Ainda assim, a tramitação não está garantida. Em menos de um mês, o requerimento de urgência do PL foi pautado quatro vezes entre 14 de julho e 6 de agosto — mas nunca apreciado, justamente pela resistência organizada do PL e do Novo.
Para Gonzales, o maior risco é que a chantagem bolsonarista acabe desviando o foco do essencial: a proteção de crianças contra exploração digital. “A nossa preocupação hoje é que o PL 2.628 seja mantido como a referência que até então estava sendo construída. Ele traz uma série de avanços para a proteção de crianças e adolescentes”, afirma.

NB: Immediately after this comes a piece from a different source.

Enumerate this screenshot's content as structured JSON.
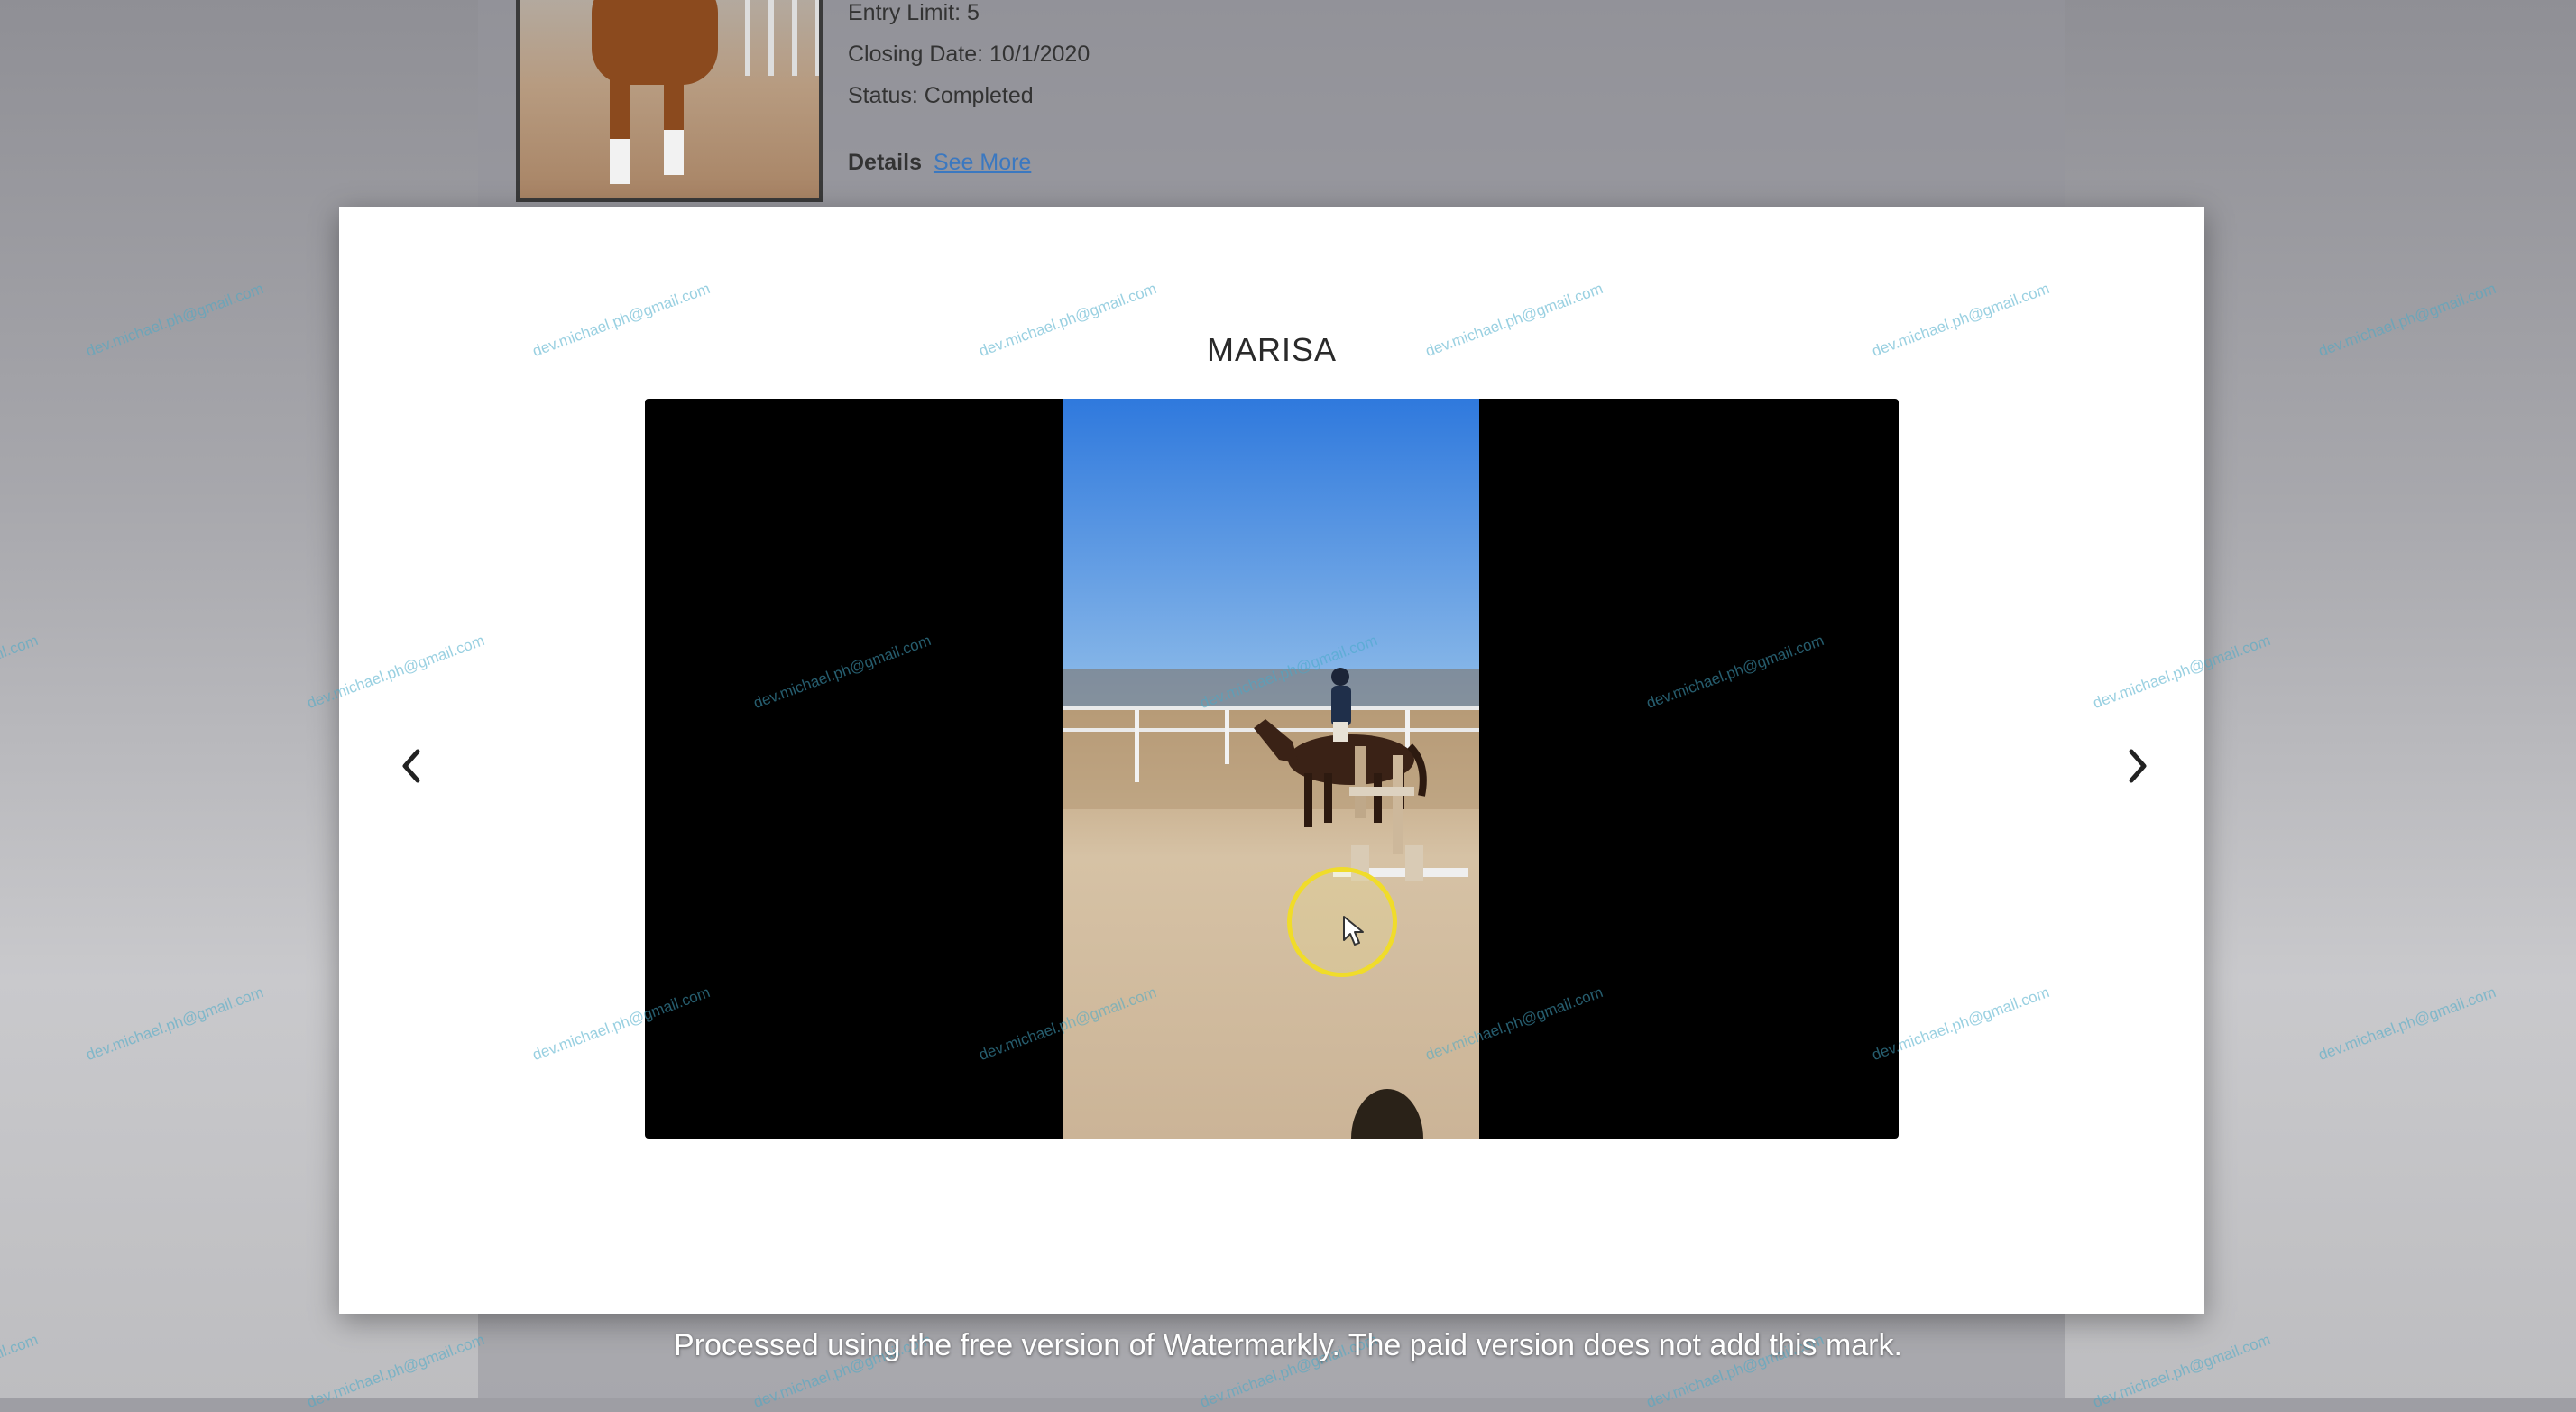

Segundo ele, o tema entrou na agenda de forma positiva, mas também despertou o lobby das grandes plataformas e a manipulação da extrema direita. “No primeiro momento, o tema ganhar a dimensão no debate público, seja na imprensa, no Congresso, entre outras organizações da sociedade, é muito positivo (…). Por outro lado, as empresas do setor buscam se movimentar para aproveitar certas questões”.